The Absurdly Simple Solution
Here’s the fix that would solve this problem in almost all affected apps:
In the AndroidManifest.xml file, change the line android:supportsRtl="true" to android:supportsRtl="false".
That’s it. One line.
This tells Android: “This app doesn’t support RTL layouts, so don’t try to flip anything.” The app will continue working normally in English, regardless of the user’s system language.
Apps that genuinely want to support RTL languages—which is commendable!—should keep the setting as "true", but then properly implement RTL layouts with appropriate testing and design considerations.
How to Make an Even Bigger Change
While individual app developers can fix it in their products, this is not really scalable. The real, big solution needs to happen at the platform level. Most importantly, Android Studio should change its defaults: New projects shouldn’t include RTL support unless developers explicitly opt in. I’m not sure how to fix it in all the existing apps, but at least in theory, it’s possible.
So What Can You Do
If you’re an Android developer, check your app’s RTL behavior. If you’re not intentionally supporting RTL languages, please set supportsRtl="false".

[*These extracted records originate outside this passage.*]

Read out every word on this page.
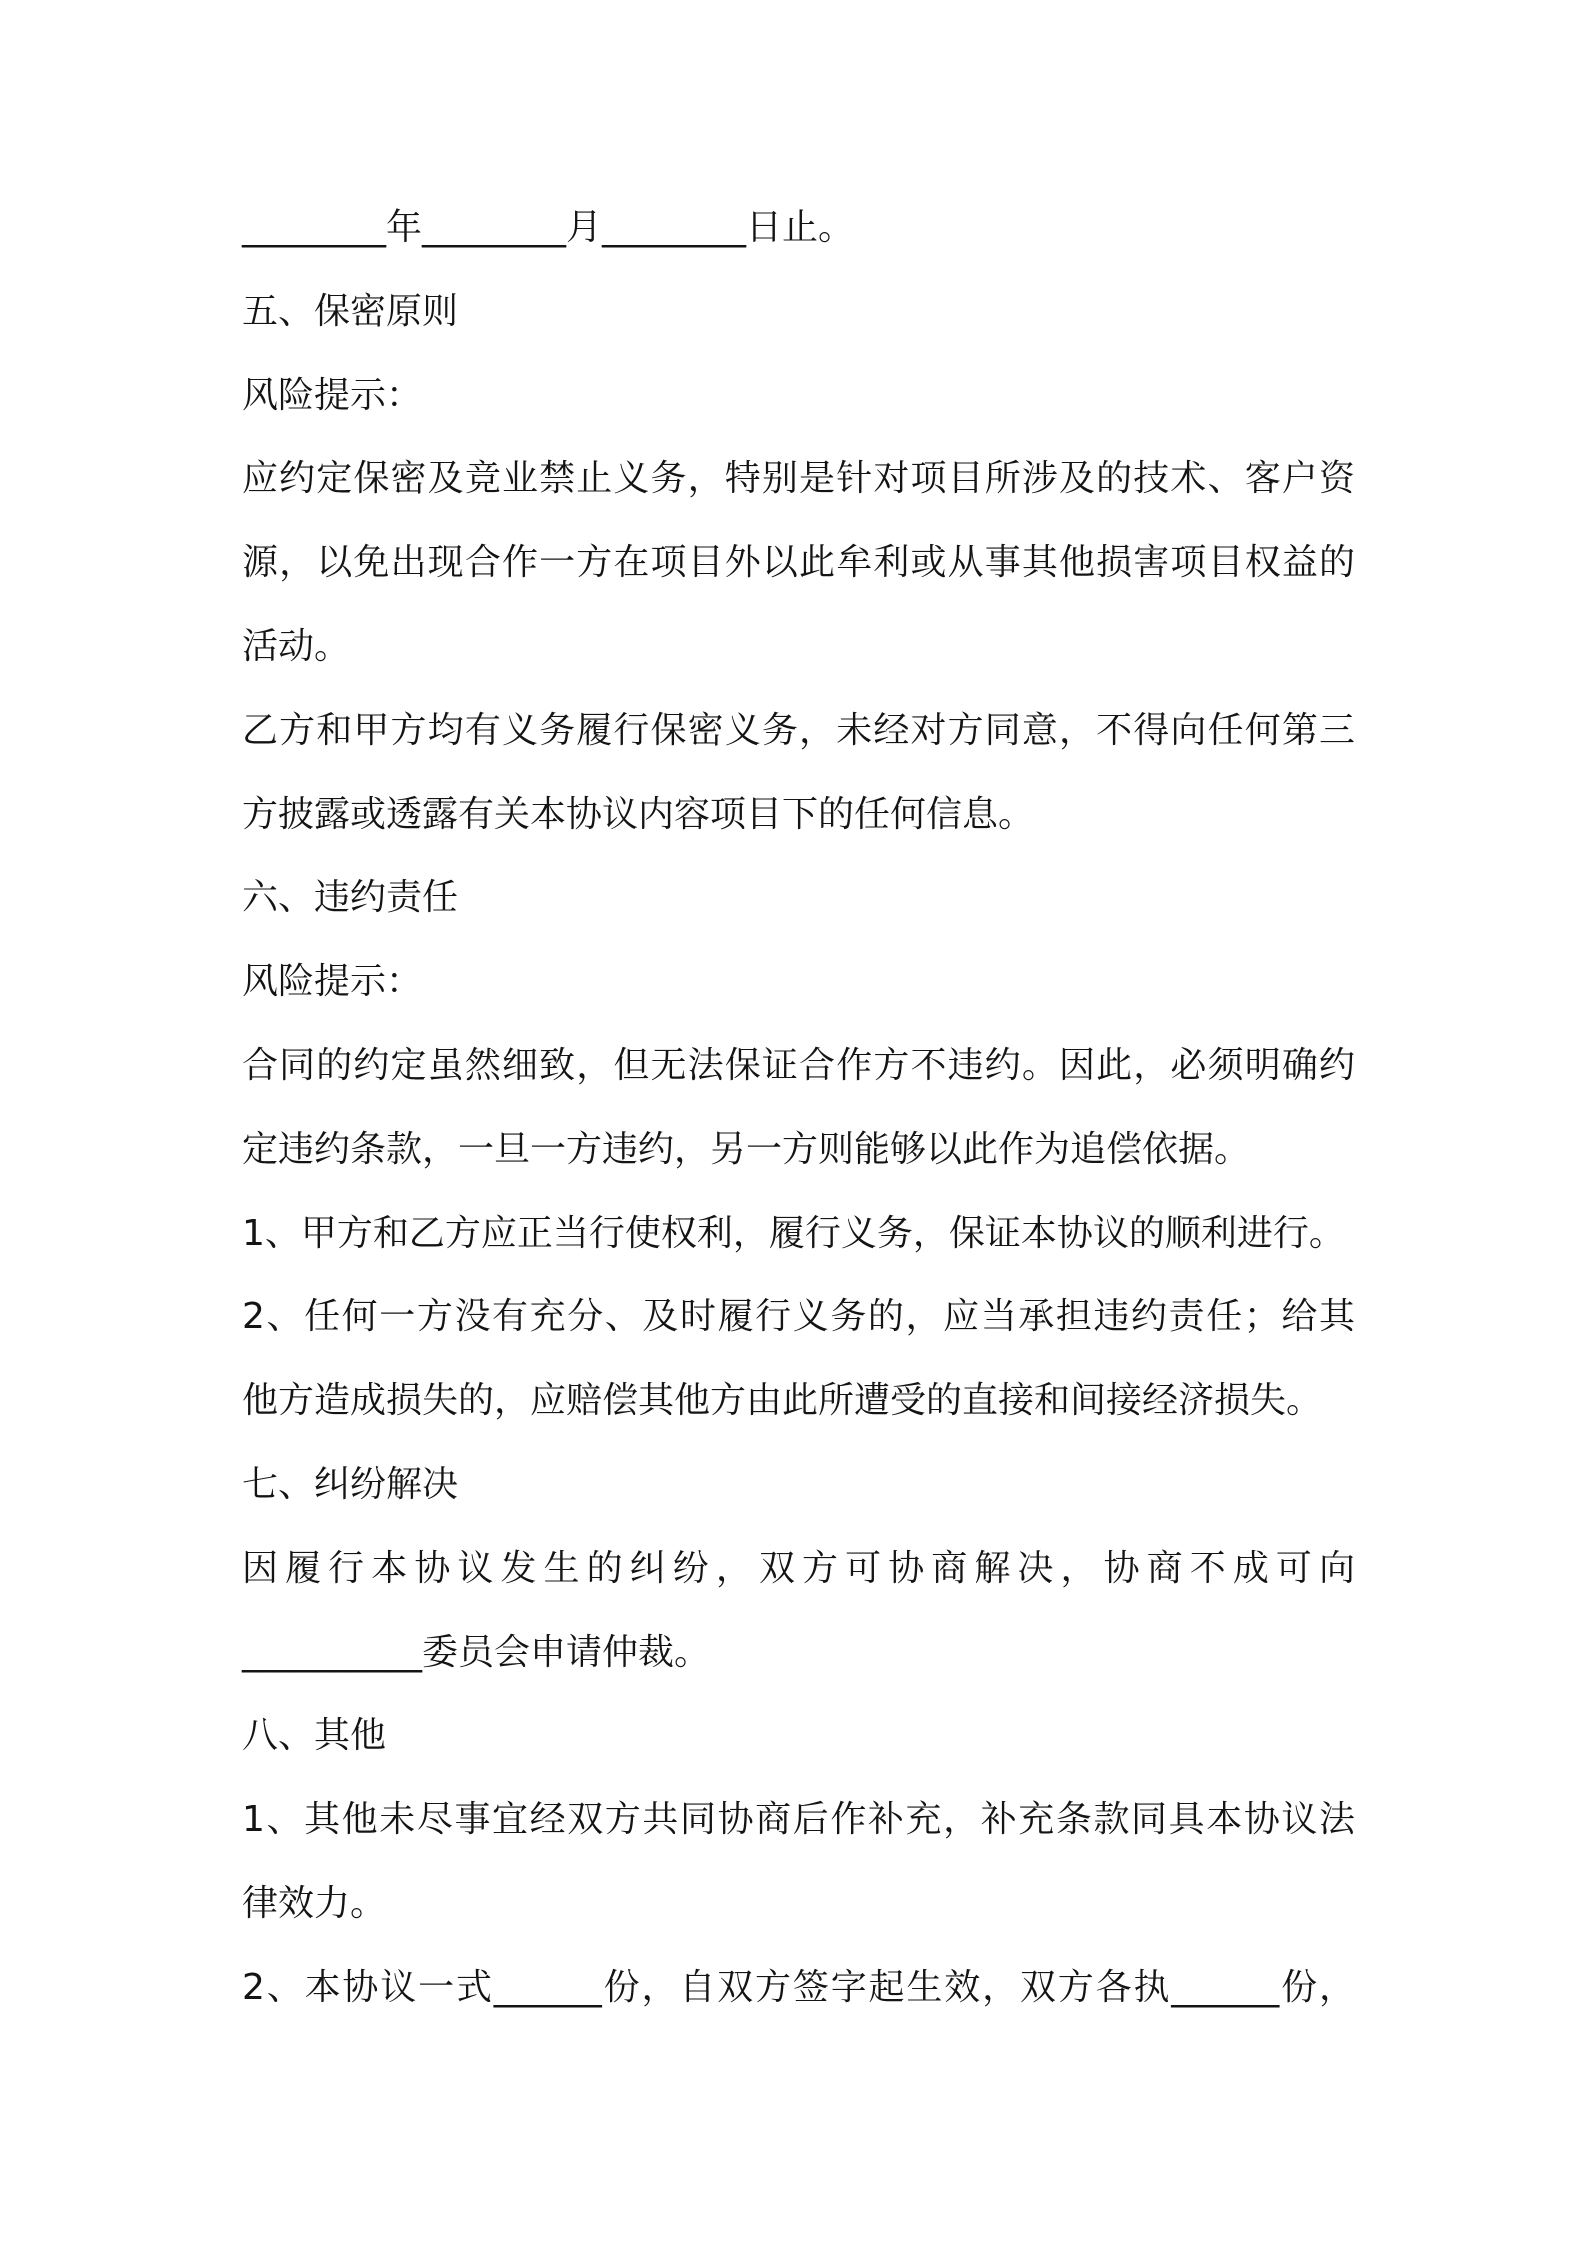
________年________月________日止。
五、保密原则
风险提示：
应约定保密及竞业禁止义务，特别是针对项目所涉及的技术、客户资
源，以免出现合作一方在项目外以此牟利或从事其他损害项目权益的
活动。
乙方和甲方均有义务履行保密义务，未经对方同意，不得向任何第三
方披露或透露有关本协议内容项目下的任何信息。
六、违约责任
风险提示：
合同的约定虽然细致，但无法保证合作方不违约。因此，必须明确约
定违约条款，一旦一方违约，另一方则能够以此作为追偿依据。
1、甲方和乙方应正当行使权利，履行义务，保证本协议的顺利进行。
2、任何一方没有充分、及时履行义务的，应当承担违约责任；给其
他方造成损失的，应赔偿其他方由此所遭受的直接和间接经济损失。
七、纠纷解决
因履行本协议发生的纠纷，双方可协商解决，协商不成可向
__________委员会申请仲裁。
八、其他
1、其他未尽事宜经双方共同协商后作补充，补充条款同具本协议法
律效力。
2、本协议一式______份，自双方签字起生效，双方各执______份，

If you work at Google or influence Android development tools, please consider changing the default behavior to be opt-in rather than opt-out.
If you’re a user affected by these issues, don’t suffer in silence. Report bugs to app developers. Many don’t even know these problems exist. At least some of them will fix them.
Technology should work for everyone, regardless of which language they speak or which direction their language is written. This bug represents a small but important way that our interconnected world still fails to accommodate its own diversity.
The fix is simple. The impact would be enormous. All it takes is the will to change one line of code—and one default setting—at a time.
¹ Notably, the NJ Transit and the New York MTA’s TrainTime apps still have this bug, even though I’m quite sure that I reported it to them. In the battle of the state transportation agencies for not giving broken apps to people who use their phones in RTL languages, Massachusetts’ MBTA wins big time for now!